Apply those programs to the timeline. Chang'e-7 launches in August 2026 to prospect for water ice at Shackleton Crater. Chang'e-8 follows in 2028 to test regolith 3D printing and robotic construction on the surface. Basic lunar station by 2035. Meanwhile, aboard Tiangong, the Shenzhou-19 crew completed the world's first artificial photosynthesis in space, converting CO2 and water into oxygen and ethylene at room temperature: a path to breathable air and hydrocarbon propellant from lunar water ice at a fraction of conventional electrolysis costs. In geostationary orbit, China's SJ-21 and SJ-25 satellites completed what tracking firms assessed as the first autonomous docking and refueling at GEO altitude, transferring approximately 142 kilograms of hydrazine.
The United States has an equally serious pipeline. Artemis II sends four astronauts around the Moon for the first time in 53 years.
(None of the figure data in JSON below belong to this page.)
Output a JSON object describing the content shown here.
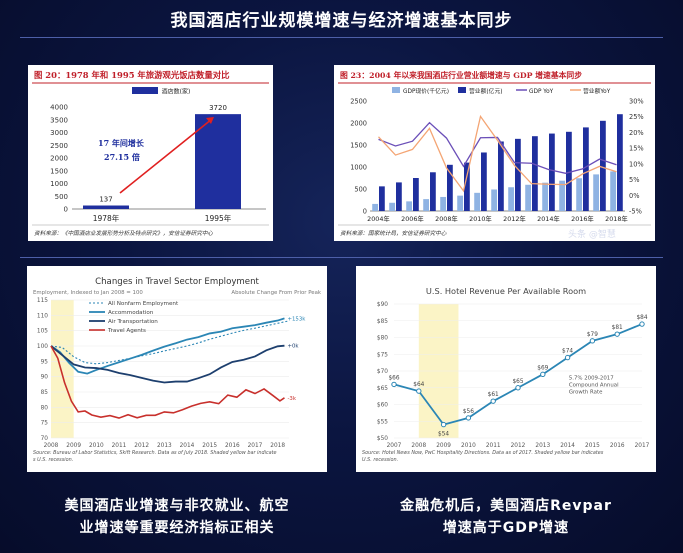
{
  "page": {
    "title": "我国酒店行业规模增速与经济增速基本同步",
    "watermark": "头条 @智慧",
    "caption_left": [
      "美国酒店业增速与非农就业、航空",
      "业增速等重要经济指标正相关"
    ],
    "caption_right": [
      "金融危机后，美国酒店Revpar",
      "增速高于GDP增速"
    ]
  },
  "colors": {
    "background": "#0b1540",
    "bar_dark": "#1f2f9e",
    "bar_light": "#8fb3e3",
    "line_purple": "#6b4fb8",
    "line_orange": "#f4a574",
    "red_title": "#c0202a",
    "teal": "#2b86b5",
    "navy": "#1d3f6e",
    "red_line": "#c8302c",
    "yellow_band": "#fbf4c6"
  },
  "chart_data": [
    {
      "type": "bar",
      "title": "图 20：1978 年和 1995 年旅游观光饭店数量对比",
      "legend": [
        "酒店数(家)"
      ],
      "categories": [
        "1978年",
        "1995年"
      ],
      "values": [
        137,
        3720
      ],
      "ylim": [
        0,
        4000
      ],
      "yticks": [
        0,
        500,
        1000,
        1500,
        2000,
        2500,
        3000,
        3500,
        4000
      ],
      "annotation": [
        "17 年间增长",
        "27.15 倍"
      ],
      "source": "资料来源：《中国酒店业发展形势分析及特点研究》，安信证券研究中心"
    },
    {
      "type": "bar",
      "title": "图 23：2004 年以来我国酒店行业营业额增速与 GDP 增速基本同步",
      "legend": [
        "GDP现价(千亿元)",
        "营业额(亿元)",
        "GDP YoY",
        "营业额YoY"
      ],
      "x": [
        2004,
        2005,
        2006,
        2007,
        2008,
        2009,
        2010,
        2011,
        2012,
        2013,
        2014,
        2015,
        2016,
        2017,
        2018
      ],
      "xtick_labels": [
        "2004年",
        "2006年",
        "2008年",
        "2010年",
        "2012年",
        "2014年",
        "2016年",
        "2018年"
      ],
      "series": [
        {
          "name": "GDP现价(千亿元)",
          "axis": "left",
          "values": [
            161,
            187,
            219,
            270,
            319,
            349,
            413,
            489,
            540,
            596,
            644,
            689,
            744,
            832,
            900
          ]
        },
        {
          "name": "营业额(亿元)",
          "axis": "left",
          "values": [
            560,
            650,
            750,
            880,
            1050,
            1100,
            1330,
            1580,
            1640,
            1700,
            1760,
            1800,
            1900,
            2050,
            2200
          ]
        },
        {
          "name": "GDP YoY",
          "axis": "right",
          "values": [
            17.8,
            15.7,
            17.2,
            23.1,
            18.2,
            9.2,
            18.3,
            18.4,
            10.4,
            10.2,
            8.2,
            7.0,
            8.4,
            11.5,
            9.7
          ]
        },
        {
          "name": "营业额YoY",
          "axis": "right",
          "values": [
            18.6,
            12.8,
            14.6,
            21.3,
            8.7,
            1.4,
            25.1,
            17.5,
            9.5,
            3.7,
            3.5,
            3.4,
            6.8,
            9.2,
            7.5
          ]
        }
      ],
      "ylim_left": [
        0,
        2500
      ],
      "yticks_left": [
        0,
        500,
        1000,
        1500,
        2000,
        2500
      ],
      "ylim_right": [
        -5,
        30
      ],
      "yticks_right": [
        "-5%",
        "0%",
        "5%",
        "10%",
        "15%",
        "20%",
        "25%",
        "30%"
      ],
      "source": "资料来源：国家统计局，安信证券研究中心"
    },
    {
      "type": "line",
      "title": "Changes in Travel Sector Employment",
      "subtitle_left": "Employment, Indexed to Jan 2008 = 100",
      "subtitle_right": "Absolute Change From Prior Peak",
      "ylim": [
        70,
        115
      ],
      "yticks": [
        70,
        75,
        80,
        85,
        90,
        95,
        100,
        105,
        110,
        115
      ],
      "xticks": [
        2008,
        2009,
        2010,
        2011,
        2012,
        2013,
        2014,
        2015,
        2016,
        2017,
        2018
      ],
      "shaded": [
        2008,
        2009
      ],
      "series": [
        {
          "name": "All Nonfarm Employment",
          "end_label": "",
          "points": [
            [
              2008,
              100
            ],
            [
              2008.5,
              99.5
            ],
            [
              2009,
              96.5
            ],
            [
              2009.5,
              94.6
            ],
            [
              2010,
              94.2
            ],
            [
              2010.5,
              94.6
            ],
            [
              2011,
              95.3
            ],
            [
              2011.5,
              96
            ],
            [
              2012,
              96.8
            ],
            [
              2012.5,
              97.5
            ],
            [
              2013,
              98.4
            ],
            [
              2013.5,
              99.2
            ],
            [
              2014,
              100
            ],
            [
              2014.5,
              101
            ],
            [
              2015,
              102.2
            ],
            [
              2015.5,
              103.2
            ],
            [
              2016,
              104.2
            ],
            [
              2016.5,
              105.1
            ],
            [
              2017,
              105.8
            ],
            [
              2017.5,
              106.6
            ],
            [
              2018,
              107.4
            ],
            [
              2018.5,
              108.2
            ]
          ]
        },
        {
          "name": "Accommodation",
          "end_label": "+153k",
          "points": [
            [
              2008,
              100
            ],
            [
              2008.4,
              98
            ],
            [
              2008.8,
              94.5
            ],
            [
              2009.2,
              91.6
            ],
            [
              2009.6,
              91
            ],
            [
              2010,
              92.2
            ],
            [
              2010.5,
              93.5
            ],
            [
              2011,
              94.7
            ],
            [
              2011.5,
              95.9
            ],
            [
              2012,
              97.1
            ],
            [
              2012.5,
              98.5
            ],
            [
              2013,
              99.8
            ],
            [
              2013.5,
              100.9
            ],
            [
              2014,
              102.1
            ],
            [
              2014.5,
              102.9
            ],
            [
              2015,
              104.1
            ],
            [
              2015.5,
              104.7
            ],
            [
              2016,
              105.8
            ],
            [
              2016.5,
              106.3
            ],
            [
              2017,
              106.8
            ],
            [
              2017.5,
              107.6
            ],
            [
              2018,
              108.3
            ],
            [
              2018.3,
              109
            ]
          ]
        },
        {
          "name": "Air Transportation",
          "end_label": "+0k",
          "points": [
            [
              2008,
              100
            ],
            [
              2008.5,
              97
            ],
            [
              2009,
              94
            ],
            [
              2009.5,
              93
            ],
            [
              2010,
              92.8
            ],
            [
              2010.5,
              92.2
            ],
            [
              2011,
              91.2
            ],
            [
              2011.5,
              90.5
            ],
            [
              2012,
              89.6
            ],
            [
              2012.5,
              88.7
            ],
            [
              2013,
              88.1
            ],
            [
              2013.5,
              88.4
            ],
            [
              2014,
              88.4
            ],
            [
              2014.5,
              89.5
            ],
            [
              2015,
              90.8
            ],
            [
              2015.5,
              93
            ],
            [
              2016,
              94.8
            ],
            [
              2016.5,
              95.5
            ],
            [
              2017,
              96.6
            ],
            [
              2017.5,
              98.6
            ],
            [
              2018,
              99.9
            ],
            [
              2018.3,
              100.1
            ]
          ]
        },
        {
          "name": "Travel Agents",
          "end_label": "-3k",
          "points": [
            [
              2008,
              100
            ],
            [
              2008.3,
              96
            ],
            [
              2008.6,
              88
            ],
            [
              2008.9,
              82
            ],
            [
              2009.2,
              78.5
            ],
            [
              2009.5,
              78.8
            ],
            [
              2009.8,
              77.5
            ],
            [
              2010.2,
              76.8
            ],
            [
              2010.6,
              77.3
            ],
            [
              2011,
              76.5
            ],
            [
              2011.4,
              77.6
            ],
            [
              2011.8,
              76.6
            ],
            [
              2012.2,
              77.4
            ],
            [
              2012.6,
              77.4
            ],
            [
              2013,
              78.5
            ],
            [
              2013.4,
              78.2
            ],
            [
              2013.8,
              79.2
            ],
            [
              2014.2,
              80.4
            ],
            [
              2014.6,
              81.3
            ],
            [
              2015,
              81.8
            ],
            [
              2015.4,
              81.2
            ],
            [
              2015.8,
              84
            ],
            [
              2016.2,
              83.3
            ],
            [
              2016.6,
              85.7
            ],
            [
              2017,
              84.5
            ],
            [
              2017.4,
              86
            ],
            [
              2017.8,
              83.8
            ],
            [
              2018.1,
              82.1
            ],
            [
              2018.3,
              83.1
            ]
          ]
        }
      ],
      "source": "Source: Bureau of Labor Statistics, Skift Research. Data as of July 2018. Shaded yellow bar indicates U.S. recession."
    },
    {
      "type": "line",
      "title": "U.S. Hotel Revenue Per Available Room",
      "ylim": [
        50,
        90
      ],
      "yticks": [
        "$50",
        "$55",
        "$60",
        "$65",
        "$70",
        "$75",
        "$80",
        "$85",
        "$90"
      ],
      "xticks": [
        2007,
        2008,
        2009,
        2010,
        2011,
        2012,
        2013,
        2014,
        2015,
        2016,
        2017
      ],
      "shaded": [
        2008,
        2009.6
      ],
      "series": [
        {
          "name": "RevPAR",
          "x": [
            2007,
            2008,
            2009,
            2010,
            2011,
            2012,
            2013,
            2014,
            2015,
            2016,
            2017
          ],
          "values": [
            66,
            64,
            54,
            56,
            61,
            65,
            69,
            74,
            79,
            81,
            84
          ],
          "labels": [
            "$66",
            "$64",
            "$54",
            "$56",
            "$61",
            "$65",
            "$69",
            "$74",
            "$79",
            "$81",
            "$84"
          ]
        }
      ],
      "annotation": [
        "5.7% 2009-2017",
        "Compound Annual",
        "Growth Rate"
      ],
      "source": "Source: Hotel News Now, PwC Hospitality Directions. Data as of 2017. Shaded yellow bar indicates U.S. recession."
    }
  ]
}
U.S. military launches four on-orbit servicing missions to GEO this year. Northrop Grumman is demonstrating robotic arms on live satellites. Astroscale is refueling a Space Force satellite with hydrazine. Orbit Fab is testing the first orbital fuel depot. DARPA's NOM4D, explicitly named Novel Orbital and Moon Manufacturing, sent hardware to the ISS in April.
The space economy now sits at $630 billion. The companies and engineers building regolith printers, refueling interfaces, and autonomous construction systems today are building the foundation for the Moon to become a job site. The only real question is who becomes the foreman.